The Chiefs aren’t going to have the quick-strike offense that defined the Dick Vermeil era in Kansas City. Reid’s WCO system is going to plod along at times. Alex Smith is going to take what defenses give him. The offense will attempt to stretch a defense vertically every now and again, but it’s just as likely that Smith rolls right and hits Anthony Fasano on a simple 11-yard flat. Judging Reid’s offensive system by a Don Coryell standard is a mistake. We should judge the offensive system on its ability to extend drives and put points on the board.

That’s what was so bizarre about the criticism I heard over the first team offense’s lone possession. Alex Smith didn’t target any pass catcher deeper than 10 yards, but the drive ended in 6 points. It’s tough to argue with positive results. This fan base was forced to watch the league’s worst offense languish through 17 weeks of the 2012 season.

I believe this football team will have offensive success this season. I’m even comfortable with the idea that they’ll get chunks of yards through the air. Fans may want to curb their deep ball enthusiasm though because that won’t be a featured part of this offense.

3. There are several NFL teams running some version of the West Coast offense successfully.

Here are a list of teams who’ve recently had success with WCO schemes:

  • Cincinnati Bengals
  • Green Bay Packers
  • Houston Texans
  • Minnesota Vikings
  • San Francisco 49ers
  • Seattle Seahawks
  • Washington Redskins

Some of those teams are stricter adherents of the philosophy than others, but all of them incorporate elements of the offensive system. More importantly, Andy Reid has been a disciple of the system since working with Mike Holmgren in Green Bay.
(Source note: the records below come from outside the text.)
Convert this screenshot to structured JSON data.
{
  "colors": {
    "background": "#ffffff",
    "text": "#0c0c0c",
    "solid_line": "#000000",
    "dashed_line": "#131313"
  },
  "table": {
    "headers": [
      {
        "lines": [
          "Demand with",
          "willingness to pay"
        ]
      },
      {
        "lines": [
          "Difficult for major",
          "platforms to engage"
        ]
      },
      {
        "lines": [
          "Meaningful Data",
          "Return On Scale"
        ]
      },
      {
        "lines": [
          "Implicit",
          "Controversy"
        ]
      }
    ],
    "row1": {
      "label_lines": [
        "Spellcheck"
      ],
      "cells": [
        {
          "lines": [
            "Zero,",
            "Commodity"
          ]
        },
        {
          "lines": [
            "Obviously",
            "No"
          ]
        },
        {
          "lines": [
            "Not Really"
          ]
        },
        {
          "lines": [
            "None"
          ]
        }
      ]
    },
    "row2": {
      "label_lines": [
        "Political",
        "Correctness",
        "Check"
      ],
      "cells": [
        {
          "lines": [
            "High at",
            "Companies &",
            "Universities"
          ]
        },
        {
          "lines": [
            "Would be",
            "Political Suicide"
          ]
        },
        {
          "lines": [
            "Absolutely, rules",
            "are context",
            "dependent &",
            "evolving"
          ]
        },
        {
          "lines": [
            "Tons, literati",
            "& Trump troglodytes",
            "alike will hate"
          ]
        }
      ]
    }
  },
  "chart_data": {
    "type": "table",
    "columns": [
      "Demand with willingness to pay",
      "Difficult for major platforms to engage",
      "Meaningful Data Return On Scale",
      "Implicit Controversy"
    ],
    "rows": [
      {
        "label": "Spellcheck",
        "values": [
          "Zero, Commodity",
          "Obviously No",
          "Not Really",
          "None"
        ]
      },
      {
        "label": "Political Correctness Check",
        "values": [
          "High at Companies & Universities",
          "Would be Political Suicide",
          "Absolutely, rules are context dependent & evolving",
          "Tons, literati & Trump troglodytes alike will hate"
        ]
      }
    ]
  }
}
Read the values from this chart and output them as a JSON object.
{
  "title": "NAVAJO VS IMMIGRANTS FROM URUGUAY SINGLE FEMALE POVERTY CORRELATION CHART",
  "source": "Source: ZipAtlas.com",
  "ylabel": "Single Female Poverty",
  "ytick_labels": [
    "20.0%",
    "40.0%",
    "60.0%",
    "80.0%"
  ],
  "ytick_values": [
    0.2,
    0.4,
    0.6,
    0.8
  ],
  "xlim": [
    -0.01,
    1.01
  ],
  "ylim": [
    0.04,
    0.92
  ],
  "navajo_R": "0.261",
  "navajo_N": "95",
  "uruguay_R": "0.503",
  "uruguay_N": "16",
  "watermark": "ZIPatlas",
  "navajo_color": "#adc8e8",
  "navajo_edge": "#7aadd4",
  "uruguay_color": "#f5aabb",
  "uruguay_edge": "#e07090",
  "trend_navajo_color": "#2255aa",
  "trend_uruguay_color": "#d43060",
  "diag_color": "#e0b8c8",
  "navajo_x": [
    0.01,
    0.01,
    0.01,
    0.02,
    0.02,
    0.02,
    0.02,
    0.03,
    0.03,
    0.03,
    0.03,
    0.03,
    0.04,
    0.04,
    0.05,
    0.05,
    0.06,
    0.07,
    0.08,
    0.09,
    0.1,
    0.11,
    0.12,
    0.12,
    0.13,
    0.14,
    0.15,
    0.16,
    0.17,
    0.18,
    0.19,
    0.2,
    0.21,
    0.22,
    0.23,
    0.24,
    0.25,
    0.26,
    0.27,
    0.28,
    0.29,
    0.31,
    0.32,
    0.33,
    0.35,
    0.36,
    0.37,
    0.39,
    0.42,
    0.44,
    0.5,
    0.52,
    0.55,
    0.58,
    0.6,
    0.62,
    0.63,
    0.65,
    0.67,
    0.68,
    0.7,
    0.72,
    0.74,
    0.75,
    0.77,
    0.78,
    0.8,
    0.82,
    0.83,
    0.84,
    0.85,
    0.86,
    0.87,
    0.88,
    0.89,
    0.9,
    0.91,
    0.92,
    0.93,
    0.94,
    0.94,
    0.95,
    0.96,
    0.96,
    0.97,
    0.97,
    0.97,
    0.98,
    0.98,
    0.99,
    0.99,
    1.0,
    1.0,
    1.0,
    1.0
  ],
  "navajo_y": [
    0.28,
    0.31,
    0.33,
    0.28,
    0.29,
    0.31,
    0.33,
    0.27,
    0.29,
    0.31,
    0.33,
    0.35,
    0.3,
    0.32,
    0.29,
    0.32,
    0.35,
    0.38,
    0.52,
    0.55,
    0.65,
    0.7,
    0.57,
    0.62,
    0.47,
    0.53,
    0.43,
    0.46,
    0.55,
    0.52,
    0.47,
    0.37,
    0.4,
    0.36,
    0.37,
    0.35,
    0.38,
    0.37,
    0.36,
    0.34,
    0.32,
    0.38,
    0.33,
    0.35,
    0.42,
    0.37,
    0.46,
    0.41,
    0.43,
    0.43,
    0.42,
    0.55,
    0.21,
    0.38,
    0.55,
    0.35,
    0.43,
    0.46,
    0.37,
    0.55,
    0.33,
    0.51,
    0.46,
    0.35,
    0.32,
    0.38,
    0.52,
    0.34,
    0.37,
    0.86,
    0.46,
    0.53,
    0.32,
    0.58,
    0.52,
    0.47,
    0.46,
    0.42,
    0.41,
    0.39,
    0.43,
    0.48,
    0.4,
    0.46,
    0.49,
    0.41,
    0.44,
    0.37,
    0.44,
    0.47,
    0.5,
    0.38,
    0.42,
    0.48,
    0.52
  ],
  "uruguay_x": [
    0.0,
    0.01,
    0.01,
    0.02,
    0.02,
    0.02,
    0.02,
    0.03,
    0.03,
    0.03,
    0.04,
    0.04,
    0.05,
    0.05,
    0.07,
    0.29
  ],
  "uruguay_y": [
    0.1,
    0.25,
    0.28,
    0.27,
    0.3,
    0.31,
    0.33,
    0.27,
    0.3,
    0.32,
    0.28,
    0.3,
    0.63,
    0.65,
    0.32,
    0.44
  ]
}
When he eventually got a head coaching gig in Philadelphia, he took the offense with him. The Eagles had a Top 10 offense eight times under Andy Reid. Philadelphia went to four straight NFC Championship games between 2001 and 2004. During that stretch they fielded the 9th, 4th, 11th, and 8th-ranked scoring offenses in the NFL.

It’s also important to note that Reid (like the aforementioned teams) will incorporate other elements into his offense here in Kansas City. The hirings of Chris Ault and Brad Childress open the door to contributions from the Pistol and Spread formations. On paper, the new-look Chiefs offense figures to be more dynamic than what we’ve recently seen from Andy Reid-coached teams.

All of that said, Friday night’s opening offensive series could be an aberration. The San Francisco 49ers may descend upon Arrowhead Stadium and bring Kansas City back down to earth. They certainly have a better defensive group than New Orleans. We’ll get clearer signs of where this offense is later this week.

In the meantime, revisit/revise your expectations, get clear on how this offensive system works, and cut Alex Smith some slack.